Derivative of sin(x) - Proof and Explanation

Proof

\frac{d}{d x} [\sin (x)] & = {lim}_{h \to 0} \frac{\sin (x + h) - \sin (x)}{h} [2ex] & = {lim}_{h \to 0} \frac{\sin (x) \cos (h) + \sin (h) \cos (x) - \sin (x)}{h} [2ex] & = {lim}_{h \to 0} \frac{\sin (x) (\cos (h) - 1) + \sin (h) \cos (x)}{h} [2ex] & = {lim}_{h \to 0} \frac{\sin (x) (\cos (h) - 1)}{h} + {lim}_{h \to 0} \frac{\sin (h) \cos (x)}{h} [2ex] & = \sin (x) \cdot 0 + 1 \cdot \cos (x) [2ex] & = \cos (x)

Explanation

The proof begins by stating the definition of the derivative of a real function at a point. In this case, it’s the derivative of sine with respect to $x$ , which is the limit as $h$ approaches $0$ of $\frac{\sin (x + h) - \sin (x)}{h}$ .
The next step uses the trigonometric identity for the sine of a sum: $\sin (A + B) = \sin (A) \cos (B) + \cos (A) \sin (B)$ . Here, $A$ is $x$ and $B$ is $h$ . Applying this identity to $\sin (x + h)$ , we get: $\sin (x) \cos (h) + \sin (h) \cos (x)$ .
The numerator is then rearranged by collecting the terms containing $\sin (x)$ . Specifically, $\sin (x)$ is factored out from the terms involving it and $\sin (x) \cos (h) - \sin (x)$ is factored to $\sin (x) (\cos (h) - 1)$ , and $\sin (h) \cos (x)$ is left as is. The denominator $h$ remains unchanged.
The limit is split into two parts using the sum rule for limits. This rule states that the limit of a sum is equal to the sum of the limits, provided both limits exist. So we now have two limits: one for $\frac{\sin (x) (\cos (h) - 1)}{h}$ and another for $\frac{\sin (h) \cos (x)}{h}$ .
We can evaluate each of these limits separately. The limit of $\frac{\sin (h)}{h}$ as $h$ approaches $0$ is equal to $1$ (this is a standard limit). The limit of $\frac{\cos (h) - 1}{h}$ as $h$ approaches $0$ is equal to $0$ (this is another standard limit).
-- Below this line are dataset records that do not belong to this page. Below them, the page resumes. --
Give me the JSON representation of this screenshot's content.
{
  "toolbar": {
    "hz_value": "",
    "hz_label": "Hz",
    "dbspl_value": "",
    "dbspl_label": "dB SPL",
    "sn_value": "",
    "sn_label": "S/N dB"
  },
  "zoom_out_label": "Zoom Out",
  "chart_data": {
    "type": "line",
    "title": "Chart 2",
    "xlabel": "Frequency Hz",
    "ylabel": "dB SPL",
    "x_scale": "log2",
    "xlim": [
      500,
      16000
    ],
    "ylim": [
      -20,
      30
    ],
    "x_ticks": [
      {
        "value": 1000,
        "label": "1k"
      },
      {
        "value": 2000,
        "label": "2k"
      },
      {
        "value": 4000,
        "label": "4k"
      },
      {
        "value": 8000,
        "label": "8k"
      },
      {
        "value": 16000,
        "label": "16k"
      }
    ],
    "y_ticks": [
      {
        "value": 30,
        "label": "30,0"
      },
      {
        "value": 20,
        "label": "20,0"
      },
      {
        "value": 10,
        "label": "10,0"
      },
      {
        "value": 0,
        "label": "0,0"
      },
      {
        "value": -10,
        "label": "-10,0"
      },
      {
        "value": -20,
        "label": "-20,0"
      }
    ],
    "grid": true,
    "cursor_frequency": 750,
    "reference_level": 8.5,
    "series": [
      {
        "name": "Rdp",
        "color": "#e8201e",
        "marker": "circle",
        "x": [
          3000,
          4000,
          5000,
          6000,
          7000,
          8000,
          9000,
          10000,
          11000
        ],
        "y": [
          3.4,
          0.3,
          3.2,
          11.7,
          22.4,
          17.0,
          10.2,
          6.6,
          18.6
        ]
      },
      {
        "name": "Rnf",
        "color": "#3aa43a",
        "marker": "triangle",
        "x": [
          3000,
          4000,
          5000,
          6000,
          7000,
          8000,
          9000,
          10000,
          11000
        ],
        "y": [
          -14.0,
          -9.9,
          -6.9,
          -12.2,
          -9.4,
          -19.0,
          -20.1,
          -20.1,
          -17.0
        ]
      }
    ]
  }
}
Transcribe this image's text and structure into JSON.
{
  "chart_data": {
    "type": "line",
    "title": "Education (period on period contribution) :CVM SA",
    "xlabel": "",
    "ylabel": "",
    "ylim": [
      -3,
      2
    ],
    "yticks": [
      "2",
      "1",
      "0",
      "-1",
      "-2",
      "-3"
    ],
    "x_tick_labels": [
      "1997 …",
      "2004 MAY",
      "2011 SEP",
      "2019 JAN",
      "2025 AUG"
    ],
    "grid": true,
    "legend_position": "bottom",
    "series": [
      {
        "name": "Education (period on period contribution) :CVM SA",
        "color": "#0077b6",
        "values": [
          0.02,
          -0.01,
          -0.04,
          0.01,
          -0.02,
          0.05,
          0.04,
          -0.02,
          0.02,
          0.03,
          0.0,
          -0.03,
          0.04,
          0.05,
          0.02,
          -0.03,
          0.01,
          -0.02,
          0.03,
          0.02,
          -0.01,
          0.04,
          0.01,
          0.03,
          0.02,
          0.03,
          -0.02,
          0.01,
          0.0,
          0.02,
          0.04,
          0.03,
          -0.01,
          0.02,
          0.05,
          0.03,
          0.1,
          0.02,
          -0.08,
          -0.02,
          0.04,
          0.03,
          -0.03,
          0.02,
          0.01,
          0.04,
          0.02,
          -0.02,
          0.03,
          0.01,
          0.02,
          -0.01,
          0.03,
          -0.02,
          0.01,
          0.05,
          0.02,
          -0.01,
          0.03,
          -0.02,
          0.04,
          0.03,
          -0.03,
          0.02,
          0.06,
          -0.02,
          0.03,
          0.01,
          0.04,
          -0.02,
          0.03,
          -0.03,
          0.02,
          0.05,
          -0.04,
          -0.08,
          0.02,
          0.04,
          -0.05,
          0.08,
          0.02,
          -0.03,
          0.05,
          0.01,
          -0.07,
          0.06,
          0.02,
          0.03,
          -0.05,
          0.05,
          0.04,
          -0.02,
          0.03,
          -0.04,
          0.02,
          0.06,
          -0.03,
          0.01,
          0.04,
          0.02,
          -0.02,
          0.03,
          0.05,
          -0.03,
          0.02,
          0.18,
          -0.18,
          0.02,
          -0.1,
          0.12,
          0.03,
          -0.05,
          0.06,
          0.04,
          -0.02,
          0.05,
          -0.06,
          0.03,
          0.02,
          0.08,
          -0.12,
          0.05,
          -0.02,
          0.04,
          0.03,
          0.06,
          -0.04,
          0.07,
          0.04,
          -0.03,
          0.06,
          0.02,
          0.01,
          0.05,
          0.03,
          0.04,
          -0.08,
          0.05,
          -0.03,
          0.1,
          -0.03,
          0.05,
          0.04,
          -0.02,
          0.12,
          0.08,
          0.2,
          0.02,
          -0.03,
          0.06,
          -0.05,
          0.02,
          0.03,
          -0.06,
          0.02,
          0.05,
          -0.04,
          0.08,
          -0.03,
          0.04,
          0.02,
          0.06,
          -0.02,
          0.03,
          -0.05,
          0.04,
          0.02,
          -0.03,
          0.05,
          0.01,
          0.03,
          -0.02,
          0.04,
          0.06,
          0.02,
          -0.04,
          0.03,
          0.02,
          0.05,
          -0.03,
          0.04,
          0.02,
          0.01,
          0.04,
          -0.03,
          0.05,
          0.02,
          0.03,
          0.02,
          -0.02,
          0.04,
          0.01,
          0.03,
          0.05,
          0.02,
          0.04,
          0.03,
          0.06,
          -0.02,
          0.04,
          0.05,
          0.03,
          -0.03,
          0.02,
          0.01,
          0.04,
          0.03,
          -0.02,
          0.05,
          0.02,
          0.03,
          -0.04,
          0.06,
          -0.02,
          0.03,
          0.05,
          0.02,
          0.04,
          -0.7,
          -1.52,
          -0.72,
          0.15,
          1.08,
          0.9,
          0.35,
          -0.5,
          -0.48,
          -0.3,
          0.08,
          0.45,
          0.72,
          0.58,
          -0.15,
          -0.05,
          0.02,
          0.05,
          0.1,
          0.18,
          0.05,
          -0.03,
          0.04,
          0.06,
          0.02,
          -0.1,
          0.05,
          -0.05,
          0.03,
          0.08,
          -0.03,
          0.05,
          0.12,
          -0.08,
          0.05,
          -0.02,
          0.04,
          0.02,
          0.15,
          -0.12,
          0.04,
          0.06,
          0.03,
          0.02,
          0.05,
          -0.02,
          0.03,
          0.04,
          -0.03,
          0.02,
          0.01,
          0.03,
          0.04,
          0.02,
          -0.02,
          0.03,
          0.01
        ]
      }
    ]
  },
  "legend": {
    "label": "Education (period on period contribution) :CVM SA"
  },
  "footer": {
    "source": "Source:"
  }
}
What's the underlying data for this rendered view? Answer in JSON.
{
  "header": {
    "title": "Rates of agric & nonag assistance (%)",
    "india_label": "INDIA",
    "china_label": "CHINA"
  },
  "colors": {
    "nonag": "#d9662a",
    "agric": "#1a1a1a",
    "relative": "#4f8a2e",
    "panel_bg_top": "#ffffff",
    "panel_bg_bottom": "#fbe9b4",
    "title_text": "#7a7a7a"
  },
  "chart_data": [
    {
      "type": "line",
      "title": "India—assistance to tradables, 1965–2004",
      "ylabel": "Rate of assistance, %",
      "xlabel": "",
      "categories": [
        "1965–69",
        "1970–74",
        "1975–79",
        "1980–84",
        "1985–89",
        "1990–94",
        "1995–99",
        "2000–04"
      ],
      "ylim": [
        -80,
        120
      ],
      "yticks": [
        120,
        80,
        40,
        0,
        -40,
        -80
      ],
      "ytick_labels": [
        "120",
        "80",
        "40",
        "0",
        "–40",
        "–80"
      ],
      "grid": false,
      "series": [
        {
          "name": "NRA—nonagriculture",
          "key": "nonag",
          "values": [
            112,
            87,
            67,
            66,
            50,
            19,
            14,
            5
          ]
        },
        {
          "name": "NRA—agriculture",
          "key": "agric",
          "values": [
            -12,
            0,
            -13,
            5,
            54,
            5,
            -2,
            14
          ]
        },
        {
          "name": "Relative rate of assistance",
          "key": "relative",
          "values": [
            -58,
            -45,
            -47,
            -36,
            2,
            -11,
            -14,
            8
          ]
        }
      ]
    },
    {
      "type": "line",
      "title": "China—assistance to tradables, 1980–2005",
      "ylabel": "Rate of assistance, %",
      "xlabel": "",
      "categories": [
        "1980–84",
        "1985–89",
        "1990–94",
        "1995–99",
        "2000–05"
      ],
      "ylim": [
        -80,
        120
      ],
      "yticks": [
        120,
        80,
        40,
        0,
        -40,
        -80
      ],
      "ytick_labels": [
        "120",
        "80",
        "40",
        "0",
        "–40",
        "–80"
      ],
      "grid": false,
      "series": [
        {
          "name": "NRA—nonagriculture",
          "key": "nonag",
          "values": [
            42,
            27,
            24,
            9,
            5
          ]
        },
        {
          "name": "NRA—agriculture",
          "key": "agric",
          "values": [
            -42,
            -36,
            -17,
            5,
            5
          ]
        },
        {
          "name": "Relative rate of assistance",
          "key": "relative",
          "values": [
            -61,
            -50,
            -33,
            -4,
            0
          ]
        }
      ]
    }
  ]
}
When we multiply these limits by $\sin (x)$ and $\cos (x)$ respectively, we get $\sin (x) \cdot 0$ and $1 \cdot \cos (x)$ .
Adding these together as per the sum rule for limits, we get $0 + \cos (x)$ , which simplifies to $\cos (x)$ .

QED: Therefore, the derivative of $\sin (x)$ with respect to $x$ is $\cos (x)$ .